Noyce Scholars will take part in one of 8 workshops. Two workshops will take place every semester. The topics will be (1) Understanding the power of expectations, (2) Dealing with serious behavior in the classroom, (3) Universal design for learning, (4) Using technology effectively with struggling learners, (5) Engaging students in active learning, (6) Cross-cultural competency, (7) Teaching economically and culturally diverse students, and (8) Getting the best from all students. Workshops will be presented through lecture, practical experience and problem solving, and include mentoring and real life examples from current STEM teachers in the field. Noyce Scholars will complete the Teacher’s Attitude Towards Inclusion Scale (TAIS) at the beginning of their program, and again after each semester. The TAIS tracks teachers beliefs about students with different types of disabilities (e.g., vision, behavior, learning), and also provides a score of the Noyce Scholar’s comfort in teaching students with disabilities in their STEM class.

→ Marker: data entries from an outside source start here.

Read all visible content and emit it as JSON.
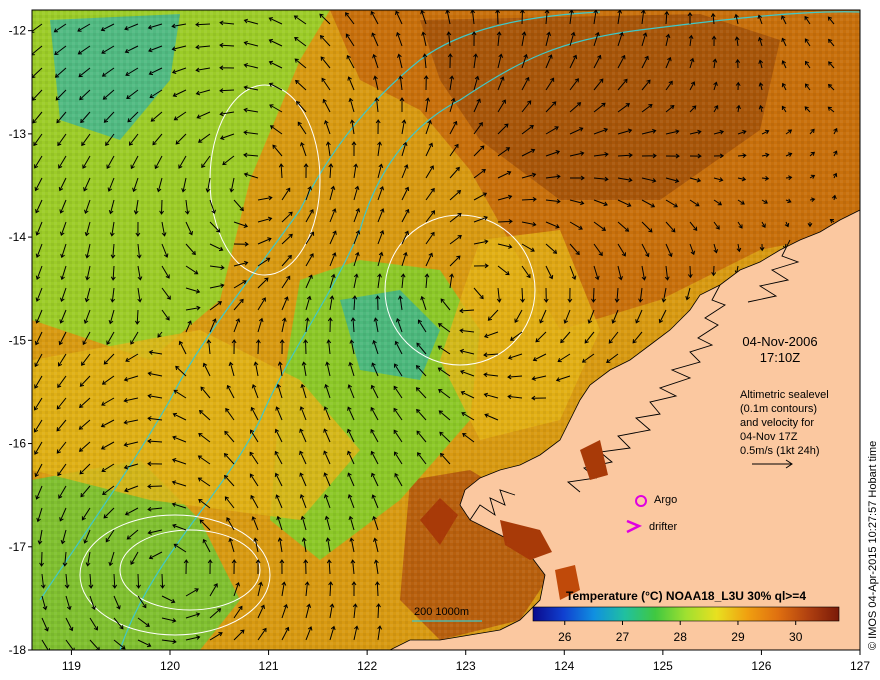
{
  "map": {
    "x_ticks": [
      "119",
      "120",
      "121",
      "122",
      "123",
      "124",
      "125",
      "126",
      "127"
    ],
    "y_ticks": [
      "-12",
      "-13",
      "-14",
      "-15",
      "-16",
      "-17",
      "-18"
    ],
    "datetime": {
      "date": "04-Nov-2006",
      "time": "17:10Z"
    },
    "altimetry_note": {
      "lines": [
        "Altimetric sealevel",
        "(0.1m contours)",
        "and velocity for",
        "04-Nov 17Z",
        "0.5m/s (1kt 24h)"
      ]
    },
    "legend": {
      "argo_label": "Argo",
      "drifter_label": "drifter",
      "argo_color": "#e000e0",
      "drifter_color": "#e000e0"
    },
    "bathymetry_label": "200  1000m",
    "bathymetry_color": "#40c8c8",
    "colorbar": {
      "title": "Temperature (°C) NOAA18_L3U 30% ql>=4",
      "ticks": [
        "26",
        "27",
        "28",
        "29",
        "30"
      ],
      "colors": [
        "#0a0a8c",
        "#1040d0",
        "#1090e0",
        "#20c0a0",
        "#40c840",
        "#a0e030",
        "#e8e020",
        "#f0a010",
        "#e07010",
        "#b04010",
        "#7a1a08"
      ]
    },
    "credit": "© IMOS 04-Apr-2015 10:27:57 Hobart time",
    "land_color": "#fbc8a0"
  }
}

The main outcome for this study are changes in scores on the TAIS. Initial data suggests that most Noyce Scholars have significantly increased their confidence when thinking about working with students with different types of disabilities. Researchers will continue to collect data and begin to follow Noyce Scholars as they move into the classroom.
Results from this project could inform how teacher preparation programs design their non-special education programs. Data from this study will provide some initial evidence as to the effectiveness of a few targeted workshops to help inform general education teachers about working with students with disabilities.